India’s markets, along with related country-specific exchange traded funds, appear less risky after the Standard & Poor’s rating agency raised the country’s credit outlook, reducing the prospect of a downgrade to junk status any time soon.
On Friday, the WisdomTree India Earnings Fund (NYSEArca: EPI) was up 1.8%, iShares MSCI India ETF (NYSEArca: INDA) rose 1.2% and PowerShares India Portfolio (NYSEArca: PIN) gained 1.5%. Year-to-date, EPI is up 26.3%, INDA is 22.1% higher and increased 22.3%.
India maintained its BBB- rating, the lowest investment-grade rating, and the S&P stated that it could upgrade the rating if economic growth advances and shows improved fiscal, external or inflation metrics, Bloomberg reports.
“The stable outlook for the next 24 months reflects our view that the new government has both the willingness and capacity to implement reforms necessary to restore some of India’s lost growth potential, consolidate its fiscal accounts, and permit the Reserve Bank of India to carry out effective monetary policy,” S&P said in a statement. [WisdomTree: India Shines Bright]
The S&P is referring to the new administration under Prime Minister Narendra Modi, who was elected into office on the platform of increased economic reforms.
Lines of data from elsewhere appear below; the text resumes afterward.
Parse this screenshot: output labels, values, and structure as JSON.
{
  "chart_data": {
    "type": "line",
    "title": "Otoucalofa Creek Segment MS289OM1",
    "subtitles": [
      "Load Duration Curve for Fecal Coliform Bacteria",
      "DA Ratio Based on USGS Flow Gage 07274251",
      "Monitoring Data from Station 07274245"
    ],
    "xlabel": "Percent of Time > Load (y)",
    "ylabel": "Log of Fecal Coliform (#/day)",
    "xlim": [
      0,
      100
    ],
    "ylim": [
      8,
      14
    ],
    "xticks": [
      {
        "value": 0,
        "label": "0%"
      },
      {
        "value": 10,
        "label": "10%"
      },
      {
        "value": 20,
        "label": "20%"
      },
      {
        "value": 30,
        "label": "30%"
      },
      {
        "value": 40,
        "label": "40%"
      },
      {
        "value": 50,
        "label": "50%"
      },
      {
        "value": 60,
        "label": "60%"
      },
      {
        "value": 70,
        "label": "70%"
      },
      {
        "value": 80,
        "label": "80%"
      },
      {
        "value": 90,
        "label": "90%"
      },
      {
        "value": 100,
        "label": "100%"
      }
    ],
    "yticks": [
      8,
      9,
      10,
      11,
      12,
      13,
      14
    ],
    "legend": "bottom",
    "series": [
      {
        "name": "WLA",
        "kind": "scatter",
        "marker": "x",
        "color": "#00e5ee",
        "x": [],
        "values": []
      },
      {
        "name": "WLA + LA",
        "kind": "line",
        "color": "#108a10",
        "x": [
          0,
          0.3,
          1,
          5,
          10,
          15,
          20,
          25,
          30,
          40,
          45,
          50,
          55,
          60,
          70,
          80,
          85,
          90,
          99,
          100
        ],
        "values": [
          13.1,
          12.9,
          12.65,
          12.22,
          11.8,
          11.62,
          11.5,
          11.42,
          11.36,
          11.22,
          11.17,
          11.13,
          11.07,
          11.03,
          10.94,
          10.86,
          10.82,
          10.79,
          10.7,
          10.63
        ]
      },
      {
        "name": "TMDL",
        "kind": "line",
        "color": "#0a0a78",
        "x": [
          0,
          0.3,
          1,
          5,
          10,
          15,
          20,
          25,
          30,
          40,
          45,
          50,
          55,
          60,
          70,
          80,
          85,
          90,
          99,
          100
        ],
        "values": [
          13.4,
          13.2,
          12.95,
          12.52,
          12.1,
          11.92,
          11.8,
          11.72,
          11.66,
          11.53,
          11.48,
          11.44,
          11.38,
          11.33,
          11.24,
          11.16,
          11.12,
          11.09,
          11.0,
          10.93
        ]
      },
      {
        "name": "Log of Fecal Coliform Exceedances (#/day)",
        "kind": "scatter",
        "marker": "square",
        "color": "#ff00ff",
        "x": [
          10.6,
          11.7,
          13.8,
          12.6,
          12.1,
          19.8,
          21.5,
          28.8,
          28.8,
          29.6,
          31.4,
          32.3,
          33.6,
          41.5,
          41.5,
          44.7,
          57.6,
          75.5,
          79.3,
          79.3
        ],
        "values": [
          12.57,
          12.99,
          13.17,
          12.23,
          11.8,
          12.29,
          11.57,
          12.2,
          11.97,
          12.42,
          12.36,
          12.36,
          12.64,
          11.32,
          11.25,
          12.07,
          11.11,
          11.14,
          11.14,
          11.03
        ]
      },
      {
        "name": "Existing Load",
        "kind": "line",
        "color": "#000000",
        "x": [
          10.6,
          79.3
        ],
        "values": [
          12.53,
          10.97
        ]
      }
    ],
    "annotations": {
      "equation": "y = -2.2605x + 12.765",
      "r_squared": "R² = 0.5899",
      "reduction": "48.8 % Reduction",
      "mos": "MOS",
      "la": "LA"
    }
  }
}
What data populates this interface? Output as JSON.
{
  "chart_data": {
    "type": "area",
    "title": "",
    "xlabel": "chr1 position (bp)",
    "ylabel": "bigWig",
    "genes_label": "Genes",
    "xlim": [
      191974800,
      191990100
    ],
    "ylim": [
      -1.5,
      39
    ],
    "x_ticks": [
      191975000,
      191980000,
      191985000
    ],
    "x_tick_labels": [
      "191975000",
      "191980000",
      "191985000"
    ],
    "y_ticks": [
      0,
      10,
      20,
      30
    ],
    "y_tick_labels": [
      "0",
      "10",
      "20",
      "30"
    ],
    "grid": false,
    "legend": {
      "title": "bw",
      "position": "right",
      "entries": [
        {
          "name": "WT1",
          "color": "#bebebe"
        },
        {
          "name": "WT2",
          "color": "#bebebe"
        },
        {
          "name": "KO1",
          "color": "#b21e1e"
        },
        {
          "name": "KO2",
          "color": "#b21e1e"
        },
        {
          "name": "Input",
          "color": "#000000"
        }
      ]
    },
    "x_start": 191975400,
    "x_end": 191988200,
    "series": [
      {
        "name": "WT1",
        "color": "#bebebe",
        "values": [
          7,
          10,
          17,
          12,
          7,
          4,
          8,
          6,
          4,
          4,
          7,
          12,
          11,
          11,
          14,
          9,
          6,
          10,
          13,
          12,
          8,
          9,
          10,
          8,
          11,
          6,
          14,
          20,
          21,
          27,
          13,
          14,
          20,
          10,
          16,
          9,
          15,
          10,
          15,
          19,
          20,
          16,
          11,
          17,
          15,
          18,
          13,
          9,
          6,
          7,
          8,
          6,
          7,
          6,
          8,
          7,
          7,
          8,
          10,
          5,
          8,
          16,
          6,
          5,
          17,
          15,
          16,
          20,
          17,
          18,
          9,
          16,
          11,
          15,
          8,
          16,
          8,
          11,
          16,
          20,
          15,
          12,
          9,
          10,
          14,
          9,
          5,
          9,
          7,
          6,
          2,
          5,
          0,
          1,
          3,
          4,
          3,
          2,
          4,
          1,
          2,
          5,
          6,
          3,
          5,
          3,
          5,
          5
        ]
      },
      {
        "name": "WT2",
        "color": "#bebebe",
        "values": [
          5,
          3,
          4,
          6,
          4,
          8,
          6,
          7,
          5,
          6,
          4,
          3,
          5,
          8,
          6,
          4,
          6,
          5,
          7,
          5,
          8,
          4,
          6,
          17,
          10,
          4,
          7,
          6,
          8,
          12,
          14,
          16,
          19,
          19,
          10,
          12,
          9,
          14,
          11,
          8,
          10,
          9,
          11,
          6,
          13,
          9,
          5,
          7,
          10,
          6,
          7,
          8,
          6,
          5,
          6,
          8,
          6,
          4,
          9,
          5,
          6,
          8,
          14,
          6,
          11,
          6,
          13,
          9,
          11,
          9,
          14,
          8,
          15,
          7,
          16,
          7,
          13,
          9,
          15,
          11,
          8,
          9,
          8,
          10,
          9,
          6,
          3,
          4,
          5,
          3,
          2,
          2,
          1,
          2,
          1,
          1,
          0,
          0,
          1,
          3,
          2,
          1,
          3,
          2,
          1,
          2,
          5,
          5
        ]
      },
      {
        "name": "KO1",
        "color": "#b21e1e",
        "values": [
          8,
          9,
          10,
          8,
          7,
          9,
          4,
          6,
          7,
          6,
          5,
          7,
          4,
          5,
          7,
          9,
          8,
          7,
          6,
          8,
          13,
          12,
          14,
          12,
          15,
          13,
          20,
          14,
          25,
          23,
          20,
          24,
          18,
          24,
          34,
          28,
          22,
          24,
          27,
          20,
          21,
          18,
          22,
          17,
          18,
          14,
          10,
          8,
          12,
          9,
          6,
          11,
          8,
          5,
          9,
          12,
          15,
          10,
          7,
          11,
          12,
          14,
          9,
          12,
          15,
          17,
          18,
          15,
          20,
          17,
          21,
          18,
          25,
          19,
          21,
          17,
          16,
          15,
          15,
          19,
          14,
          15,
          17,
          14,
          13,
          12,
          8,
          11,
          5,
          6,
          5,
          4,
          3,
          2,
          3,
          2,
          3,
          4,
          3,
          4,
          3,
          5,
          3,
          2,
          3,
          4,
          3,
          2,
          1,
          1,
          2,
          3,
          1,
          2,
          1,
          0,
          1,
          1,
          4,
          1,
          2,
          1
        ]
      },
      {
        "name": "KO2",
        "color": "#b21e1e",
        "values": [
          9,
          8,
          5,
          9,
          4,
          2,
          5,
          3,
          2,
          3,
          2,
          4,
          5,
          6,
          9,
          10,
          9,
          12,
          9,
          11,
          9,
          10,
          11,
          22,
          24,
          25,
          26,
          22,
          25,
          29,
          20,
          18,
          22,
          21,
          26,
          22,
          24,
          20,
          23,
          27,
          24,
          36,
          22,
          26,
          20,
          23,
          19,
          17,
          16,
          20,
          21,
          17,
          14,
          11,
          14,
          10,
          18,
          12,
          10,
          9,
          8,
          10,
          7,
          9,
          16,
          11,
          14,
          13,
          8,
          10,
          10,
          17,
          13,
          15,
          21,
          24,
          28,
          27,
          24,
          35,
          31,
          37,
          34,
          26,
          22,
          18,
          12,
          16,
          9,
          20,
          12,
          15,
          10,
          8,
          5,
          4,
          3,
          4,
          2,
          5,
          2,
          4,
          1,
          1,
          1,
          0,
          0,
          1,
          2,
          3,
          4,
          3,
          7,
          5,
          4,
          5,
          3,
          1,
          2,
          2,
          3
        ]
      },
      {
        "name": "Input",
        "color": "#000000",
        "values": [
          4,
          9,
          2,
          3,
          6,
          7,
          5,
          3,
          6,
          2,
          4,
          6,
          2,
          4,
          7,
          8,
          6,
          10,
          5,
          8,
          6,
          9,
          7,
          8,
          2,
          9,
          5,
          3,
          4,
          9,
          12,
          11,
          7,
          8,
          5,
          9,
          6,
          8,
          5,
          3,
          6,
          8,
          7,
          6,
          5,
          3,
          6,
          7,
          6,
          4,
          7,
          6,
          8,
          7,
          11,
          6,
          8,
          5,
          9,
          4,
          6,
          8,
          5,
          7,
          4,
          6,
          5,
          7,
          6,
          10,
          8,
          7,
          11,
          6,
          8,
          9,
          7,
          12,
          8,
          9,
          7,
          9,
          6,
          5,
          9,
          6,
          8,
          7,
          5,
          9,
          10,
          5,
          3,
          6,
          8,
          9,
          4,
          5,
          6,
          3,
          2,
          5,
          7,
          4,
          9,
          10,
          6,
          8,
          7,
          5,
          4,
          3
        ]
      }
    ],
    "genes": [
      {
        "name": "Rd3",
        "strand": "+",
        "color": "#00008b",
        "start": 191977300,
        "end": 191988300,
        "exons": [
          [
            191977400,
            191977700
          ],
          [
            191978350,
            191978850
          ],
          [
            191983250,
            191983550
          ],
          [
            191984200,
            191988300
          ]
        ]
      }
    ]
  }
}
The government has pledged to cut the budget deficit to 4.1% of gross domestic product in the year through March 2015 from 4.5% over the previous year.
Additionally, the improved outlook on Indian bond securities helps diminish the risk of a major sell-off once the U.S. hikes interest rates. Global investors pulled $8 billion out of rupee-denominated bonds last year after the Federal Reserve began tapering its bond purchasing program. [Emerging Asia ETFs Can Shake Off Effects of Rising U.S. Rates]
“Indian authorities are aware they have to get their house in order before the easy money ends,” Jonathan Cavenagh, a strategist at Westpac Banking Corp., said in the article, adding that a rating downgrade would disqualify Indian assets from meeting purchase criteria of several funds.